Originaire de la mer du Japon, la caprelle (Caprella mutica) est une petite crevette, d’apparence squelettique, dont la longueur n’excède pas 50 millimètres. S’adaptant à de nombreux milieux, ce petit crustacé s’installe de préférence sur les structures flottantes, avec une prédilection pour les élevages de moules. Ce qui n’est pas du goût des mytiliculteurs. En effet, rappellent les chercheurs du GEMM dans un article publié par Marine Biodiversity Records, les populations de caprelles peuvent atteindre une densité considérable (jusqu’à 500.000 individus par mètre carré). Gloutonnes, elles consomment une grosse quantité de phytoplancton, aliment prisé des moules.
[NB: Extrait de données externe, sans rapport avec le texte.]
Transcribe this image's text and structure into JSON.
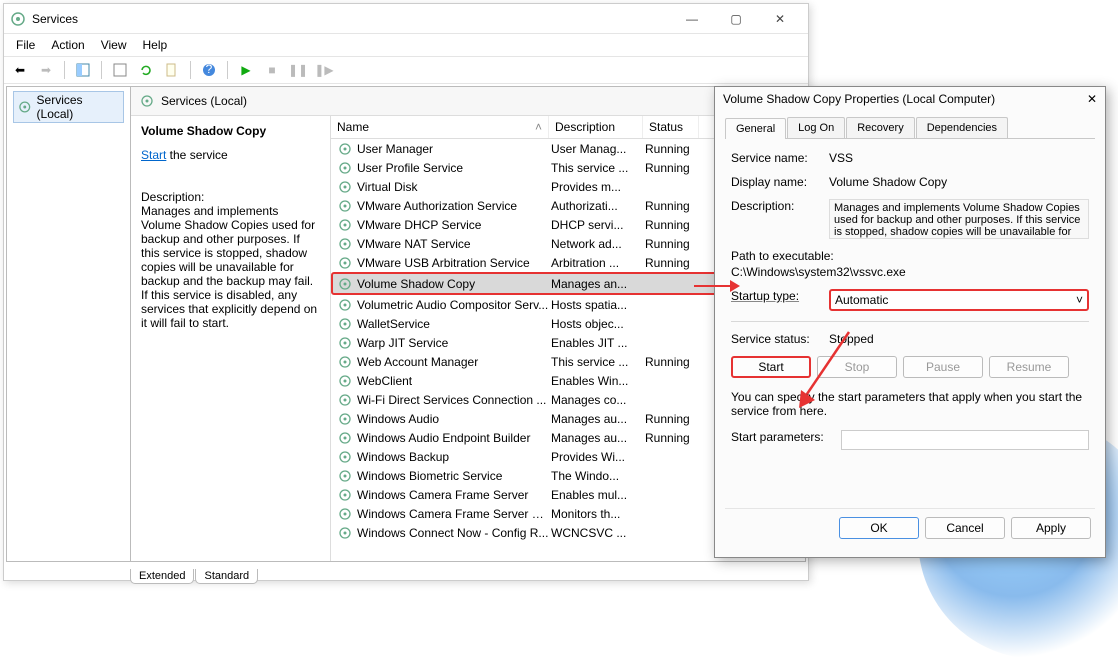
{
  "services": {
    "title": "Services",
    "menus": [
      "File",
      "Action",
      "View",
      "Help"
    ],
    "left_item": "Services (Local)",
    "header": "Services (Local)",
    "selected_name": "Volume Shadow Copy",
    "start_link": "Start",
    "start_suffix": " the service",
    "desc_label": "Description:",
    "desc_text": "Manages and implements Volume Shadow Copies used for backup and other purposes. If this service is stopped, shadow copies will be unavailable for backup and the backup may fail. If this service is disabled, any services that explicitly depend on it will fail to start.",
    "columns": {
      "name": "Name",
      "desc": "Description",
      "status": "Status"
    },
    "rows": [
      {
        "name": "User Manager",
        "desc": "User Manag...",
        "status": "Running"
      },
      {
        "name": "User Profile Service",
        "desc": "This service ...",
        "status": "Running"
      },
      {
        "name": "Virtual Disk",
        "desc": "Provides m...",
        "status": ""
      },
      {
        "name": "VMware Authorization Service",
        "desc": "Authorizati...",
        "status": "Running"
      },
      {
        "name": "VMware DHCP Service",
        "desc": "DHCP servi...",
        "status": "Running"
      },
      {
        "name": "VMware NAT Service",
        "desc": "Network ad...",
        "status": "Running"
      },
      {
        "name": "VMware USB Arbitration Service",
        "desc": "Arbitration ...",
        "status": "Running"
      },
      {
        "name": "Volume Shadow Copy",
        "desc": "Manages an...",
        "status": "",
        "hl": true
      },
      {
        "name": "Volumetric Audio Compositor Serv...",
        "desc": "Hosts spatia...",
        "status": ""
      },
      {
        "name": "WalletService",
        "desc": "Hosts objec...",
        "status": ""
      },
      {
        "name": "Warp JIT Service",
        "desc": "Enables JIT ...",
        "status": ""
      },
      {
        "name": "Web Account Manager",
        "desc": "This service ...",
        "status": "Running"
      },
      {
        "name": "WebClient",
        "desc": "Enables Win...",
        "status": ""
      },
      {
        "name": "Wi-Fi Direct Services Connection ...",
        "desc": "Manages co...",
        "status": ""
      },
      {
        "name": "Windows Audio",
        "desc": "Manages au...",
        "status": "Running"
      },
      {
        "name": "Windows Audio Endpoint Builder",
        "desc": "Manages au...",
        "status": "Running"
      },
      {
        "name": "Windows Backup",
        "desc": "Provides Wi...",
        "status": ""
      },
      {
        "name": "Windows Biometric Service",
        "desc": "The Windo...",
        "status": ""
      },
      {
        "name": "Windows Camera Frame Server",
        "desc": "Enables mul...",
        "status": ""
      },
      {
        "name": "Windows Camera Frame Server M...",
        "desc": "Monitors th...",
        "status": ""
      },
      {
        "name": "Windows Connect Now - Config R...",
        "desc": "WCNCSVC ...",
        "status": ""
      }
    ],
    "bottom_tabs": [
      "Extended",
      "Standard"
    ]
  },
  "props": {
    "title": "Volume Shadow Copy Properties (Local Computer)",
    "tabs": [
      "General",
      "Log On",
      "Recovery",
      "Dependencies"
    ],
    "labels": {
      "service_name": "Service name:",
      "display_name": "Display name:",
      "description": "Description:",
      "path": "Path to executable:",
      "startup_type": "Startup type:",
      "service_status": "Service status:",
      "start_params": "Start parameters:"
    },
    "values": {
      "service_name": "VSS",
      "display_name": "Volume Shadow Copy",
      "description": "Manages and implements Volume Shadow Copies used for backup and other purposes. If this service is stopped, shadow copies will be unavailable for",
      "path": "C:\\Windows\\system32\\vssvc.exe",
      "startup_type": "Automatic",
      "service_status": "Stopped",
      "hint": "You can specify the start parameters that apply when you start the service from here."
    },
    "buttons": {
      "start": "Start",
      "stop": "Stop",
      "pause": "Pause",
      "resume": "Resume"
    },
    "footer": {
      "ok": "OK",
      "cancel": "Cancel",
      "apply": "Apply"
    }
  }
}
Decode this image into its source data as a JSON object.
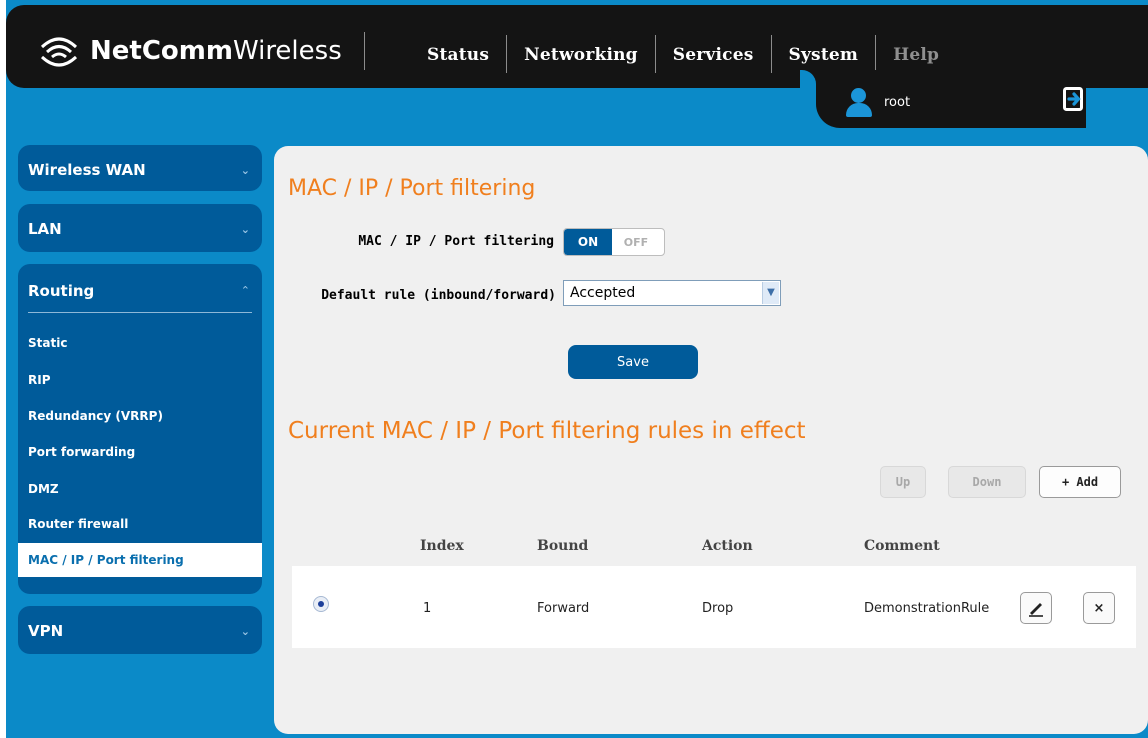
{
  "brand": {
    "name_bold": "NetComm",
    "name_light": "Wireless"
  },
  "nav": {
    "items": [
      {
        "label": "Status"
      },
      {
        "label": "Networking"
      },
      {
        "label": "Services"
      },
      {
        "label": "System"
      },
      {
        "label": "Help"
      }
    ]
  },
  "user": {
    "name": "root",
    "icon": "user-icon",
    "logout_icon": "logout-icon"
  },
  "sidebar": {
    "wireless_wan": "Wireless WAN",
    "lan": "LAN",
    "routing": "Routing",
    "vpn": "VPN",
    "routing_items": [
      "Static",
      "RIP",
      "Redundancy (VRRP)",
      "Port forwarding",
      "DMZ",
      "Router firewall",
      "MAC / IP / Port filtering"
    ]
  },
  "main": {
    "title": "MAC / IP / Port filtering",
    "filter_label": "MAC / IP / Port filtering",
    "toggle_on": "ON",
    "toggle_off": "OFF",
    "default_rule_label": "Default rule (inbound/forward)",
    "default_rule_value": "Accepted",
    "save_label": "Save",
    "rules_title": "Current MAC / IP / Port filtering rules in effect",
    "up_label": "Up",
    "down_label": "Down",
    "add_label": "+ Add",
    "columns": [
      "Index",
      "Bound",
      "Action",
      "Comment"
    ],
    "rows": [
      {
        "index": "1",
        "bound": "Forward",
        "action": "Drop",
        "comment": "DemonstrationRule"
      }
    ],
    "delete_glyph": "×"
  },
  "colors": {
    "accent": "#005b9a",
    "frame": "#0b8ac8",
    "heading": "#f07f1e",
    "header_bg": "#141414"
  }
}
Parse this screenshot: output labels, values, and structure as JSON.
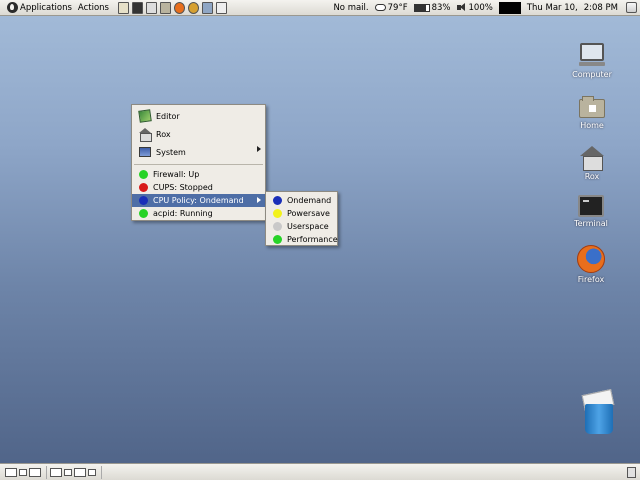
{
  "top_panel": {
    "applications": "Applications",
    "actions": "Actions",
    "launcher_icons": [
      "text-editor-icon",
      "terminal-icon",
      "file-manager-icon",
      "folder-icon",
      "firefox-icon",
      "help-icon",
      "network-icon",
      "screenshot-icon"
    ],
    "mail": "No mail.",
    "temperature": "79°F",
    "battery": "83%",
    "volume": "100%",
    "date": "Thu Mar 10,",
    "time": "2:08 PM"
  },
  "desktop_icons": [
    {
      "label": "Computer",
      "icon": "computer-icon"
    },
    {
      "label": "Home",
      "icon": "home-folder-icon"
    },
    {
      "label": "Rox",
      "icon": "rox-icon"
    },
    {
      "label": "Terminal",
      "icon": "terminal-icon"
    },
    {
      "label": "Firefox",
      "icon": "firefox-icon"
    },
    {
      "label": "",
      "icon": "trash-icon"
    }
  ],
  "main_menu": {
    "apps": [
      {
        "label": "Editor",
        "icon": "editor-icon"
      },
      {
        "label": "Rox",
        "icon": "rox-icon"
      },
      {
        "label": "System",
        "icon": "system-icon",
        "submenu": true
      }
    ],
    "services": [
      {
        "label": "Firewall: Up",
        "status_color": "#27d327"
      },
      {
        "label": "CUPS: Stopped",
        "status_color": "#d81a1a"
      },
      {
        "label": "CPU Policy: Ondemand",
        "status_color": "#1a2fb8",
        "submenu": true,
        "selected": true
      },
      {
        "label": "acpid: Running",
        "status_color": "#27d327"
      }
    ]
  },
  "cpu_submenu": [
    {
      "label": "Ondemand",
      "status_color": "#1a2fb8"
    },
    {
      "label": "Powersave",
      "status_color": "#f2f21c"
    },
    {
      "label": "Userspace",
      "status_color": "#c9c9c9"
    },
    {
      "label": "Performance",
      "status_color": "#27d327"
    }
  ],
  "colors": {
    "selection": "#4e6ea6",
    "desktop_top": "#a4bcd9",
    "desktop_bottom": "#4e6286"
  }
}
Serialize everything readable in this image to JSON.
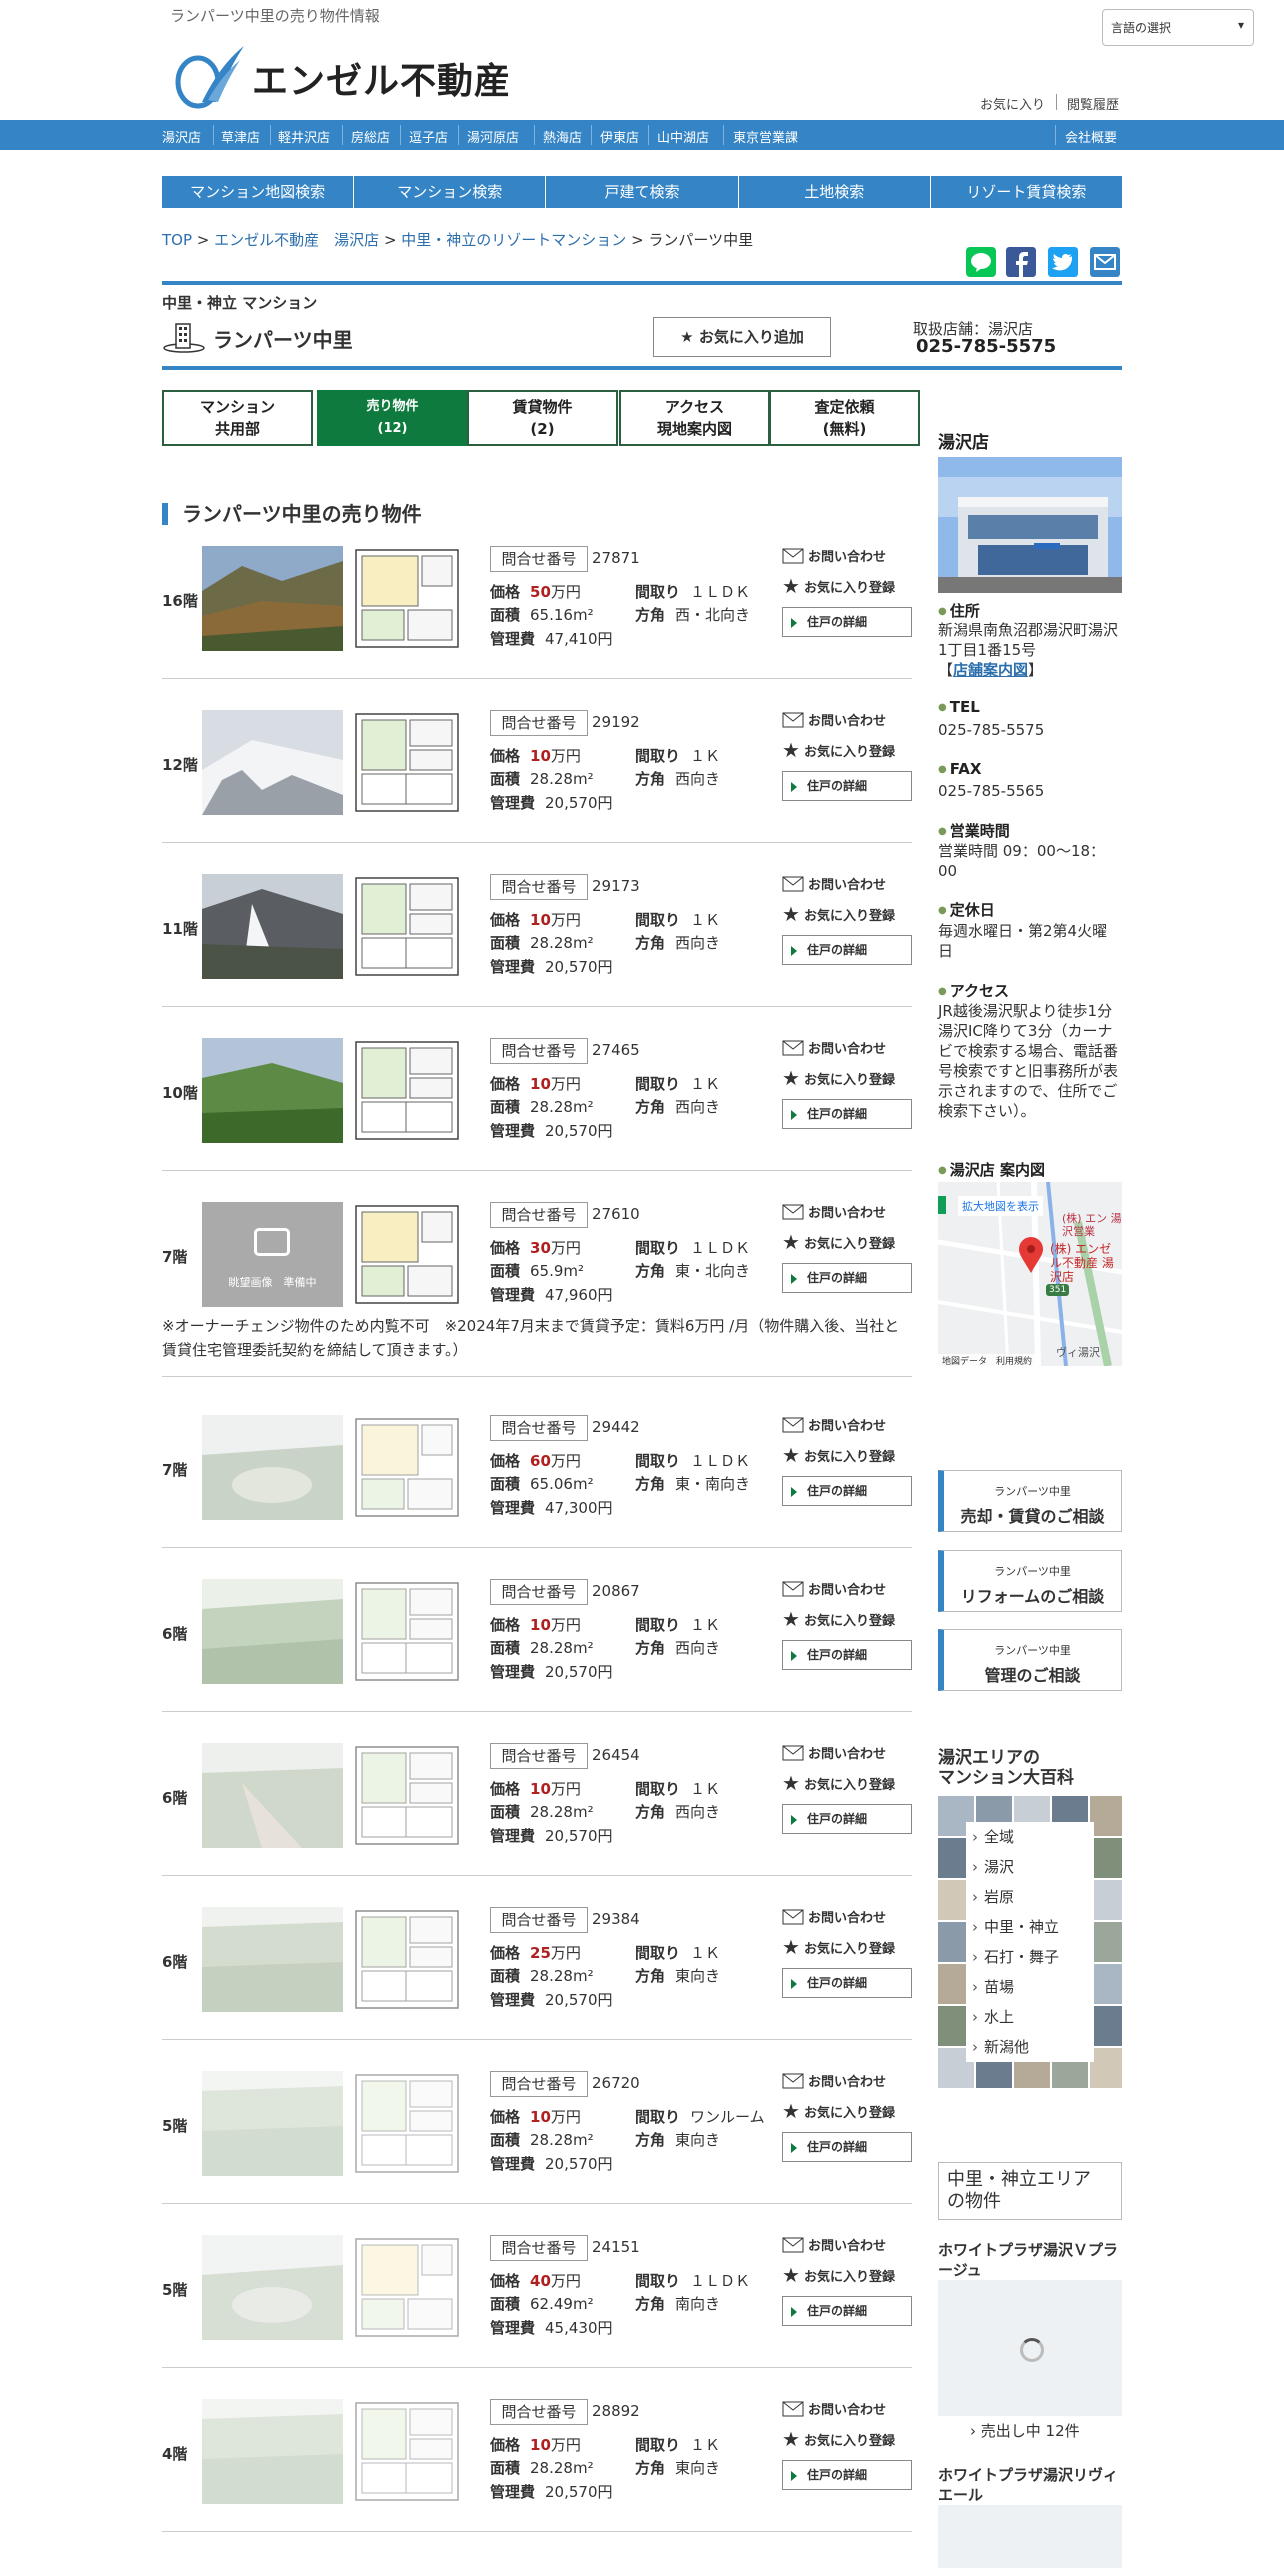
{
  "header": {
    "tagline": "ランパーツ中里の売り物件情報",
    "language_select": "言語の選択",
    "logo_text": "エンゼル不動産",
    "favorites": "お気に入り",
    "history": "閲覧履歴"
  },
  "stores_nav": [
    "湯沢店",
    "草津店",
    "軽井沢店",
    "房総店",
    "逗子店",
    "湯河原店",
    "熱海店",
    "伊東店",
    "山中湖店",
    "東京営業課"
  ],
  "company": "会社概要",
  "search_nav": [
    "マンション地図検索",
    "マンション検索",
    "戸建て検索",
    "土地検索",
    "リゾート賃貸検索"
  ],
  "breadcrumb": [
    "TOP",
    "エンゼル不動産　湯沢店",
    "中里・神立のリゾートマンション",
    "ランパーツ中里"
  ],
  "building": {
    "area": "中里・神立 マンション",
    "name": "ランパーツ中里",
    "fav_button": "お気に入り追加",
    "store_label": "取扱店舗：湯沢店",
    "store_tel": "025-785-5575"
  },
  "tabs": [
    {
      "l1": "マンション",
      "l2": "共用部"
    },
    {
      "l1": "売り物件",
      "l2": "(12)"
    },
    {
      "l1": "賃貸物件",
      "l2": "(2)"
    },
    {
      "l1": "アクセス",
      "l2": "現地案内図"
    },
    {
      "l1": "査定依頼",
      "l2": "(無料)"
    }
  ],
  "section_title": "ランパーツ中里の売り物件",
  "labels": {
    "inquiry_no": "問合せ番号",
    "price": "価格",
    "layout": "間取り",
    "area": "面積",
    "direction": "方角",
    "fee": "管理費",
    "man": "万円",
    "contact": "お問い合わせ",
    "add_fav": "お気に入り登録",
    "detail": "住戸の詳細",
    "photo_pending": "眺望画像　準備中"
  },
  "listings": [
    {
      "floor": "16階",
      "no": "27871",
      "price": "50",
      "layout": "１ＬＤＫ",
      "area": "65.16m²",
      "dir": "西・北向き",
      "fee": "47,410円",
      "photo": "autumn"
    },
    {
      "floor": "12階",
      "no": "29192",
      "price": "10",
      "layout": "１Ｋ",
      "area": "28.28m²",
      "dir": "西向き",
      "fee": "20,570円",
      "photo": "snow"
    },
    {
      "floor": "11階",
      "no": "29173",
      "price": "10",
      "layout": "１Ｋ",
      "area": "28.28m²",
      "dir": "西向き",
      "fee": "20,570円",
      "photo": "ski"
    },
    {
      "floor": "10階",
      "no": "27465",
      "price": "10",
      "layout": "１Ｋ",
      "area": "28.28m²",
      "dir": "西向き",
      "fee": "20,570円",
      "photo": "green"
    },
    {
      "floor": "7階",
      "no": "27610",
      "price": "30",
      "layout": "１ＬＤＫ",
      "area": "65.9m²",
      "dir": "東・北向き",
      "fee": "47,960円",
      "photo": "none",
      "note": "※オーナーチェンジ物件のため内覧不可　※2024年7月末まで賃貸予定：賃料6万円 /月（物件購入後、当社と賃貸住宅管理委託契約を締結して頂きます。）"
    },
    {
      "floor": "7階",
      "no": "29442",
      "price": "60",
      "layout": "１ＬＤＫ",
      "area": "65.06m²",
      "dir": "東・南向き",
      "fee": "47,300円",
      "photo": "field"
    },
    {
      "floor": "6階",
      "no": "20867",
      "price": "10",
      "layout": "１Ｋ",
      "area": "28.28m²",
      "dir": "西向き",
      "fee": "20,570円",
      "photo": "forest"
    },
    {
      "floor": "6階",
      "no": "26454",
      "price": "10",
      "layout": "１Ｋ",
      "area": "28.28m²",
      "dir": "西向き",
      "fee": "20,570円",
      "photo": "slope"
    },
    {
      "floor": "6階",
      "no": "29384",
      "price": "25",
      "layout": "１Ｋ",
      "area": "28.28m²",
      "dir": "東向き",
      "fee": "20,570円",
      "photo": "trees"
    },
    {
      "floor": "5階",
      "no": "26720",
      "price": "10",
      "layout": "ワンルーム",
      "area": "28.28m²",
      "dir": "東向き",
      "fee": "20,570円",
      "photo": "trees"
    },
    {
      "floor": "5階",
      "no": "24151",
      "price": "40",
      "layout": "１ＬＤＫ",
      "area": "62.49m²",
      "dir": "南向き",
      "fee": "45,430円",
      "photo": "field"
    },
    {
      "floor": "4階",
      "no": "28892",
      "price": "10",
      "layout": "１Ｋ",
      "area": "28.28m²",
      "dir": "東向き",
      "fee": "20,570円",
      "photo": "trees"
    }
  ],
  "sidebar": {
    "store_title": "湯沢店",
    "address_h": "住所",
    "address": "新潟県南魚沼郡湯沢町湯沢1丁目1番15号",
    "guide_link": "店舗案内図",
    "tel_h": "TEL",
    "tel": "025-785-5575",
    "fax_h": "FAX",
    "fax": "025-785-5565",
    "hours_h": "営業時間",
    "hours": "営業時間 09：00～18：00",
    "closed_h": "定休日",
    "closed": "毎週水曜日・第2第4火曜日",
    "access_h": "アクセス",
    "access": "JR越後湯沢駅より徒歩1分\n湯沢IC降りて3分（カーナビで検索する場合、電話番号検索ですと旧事務所が表示されますので、住所でご検索下さい）。",
    "map_h": "湯沢店 案内図",
    "map_link": "拡大地図を表示",
    "map_pin": "(株) エンゼル不動産 湯沢店",
    "map_label2": "(株) エン 湯沢営業",
    "map_copy": "地図データ　利用規約",
    "map_route": "351",
    "map_poi": "ヴィ湯沢",
    "consult": [
      {
        "a": "ランパーツ中里",
        "b": "売却・賃貸のご相談"
      },
      {
        "a": "ランパーツ中里",
        "b": "リフォームのご相談"
      },
      {
        "a": "ランパーツ中里",
        "b": "管理のご相談"
      }
    ],
    "ency_title": "湯沢エリアの\nマンション大百科",
    "ency_items": [
      "全域",
      "湯沢",
      "岩原",
      "中里・神立",
      "石打・舞子",
      "苗場",
      "水上",
      "新潟他"
    ],
    "area_props_title": "中里・神立エリア\nの物件",
    "prop1_name": "ホワイトプラザ湯沢Ｖプラージュ",
    "prop1_count": "売出し中 12件",
    "prop2_name": "ホワイトプラザ湯沢リヴィエール"
  },
  "colors": {
    "brand_blue": "#3585c6",
    "tab_active": "#0f7a3d",
    "price_red": "#b02020"
  }
}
De plus, les minuscules crevettes s’installent souvent sur les coquilles des mollusques, ce qui provoque la fermeture réflexe du bivalve, réduisant d’autant la période de nourrissage et la croissance.

D’ores et déjà, les caprelles infestent les élevages canadiens, néo-zélandais et belges. L’observation des scientifiques espagnols confirment son expansionnisme. Les chercheurs estiment que les crevettes voyagent dans les ballasts des navires de commerce. Des expériences, menées au Canada, ont montré que les populations de caprelles sont vulnérables à des opérations de saumurage.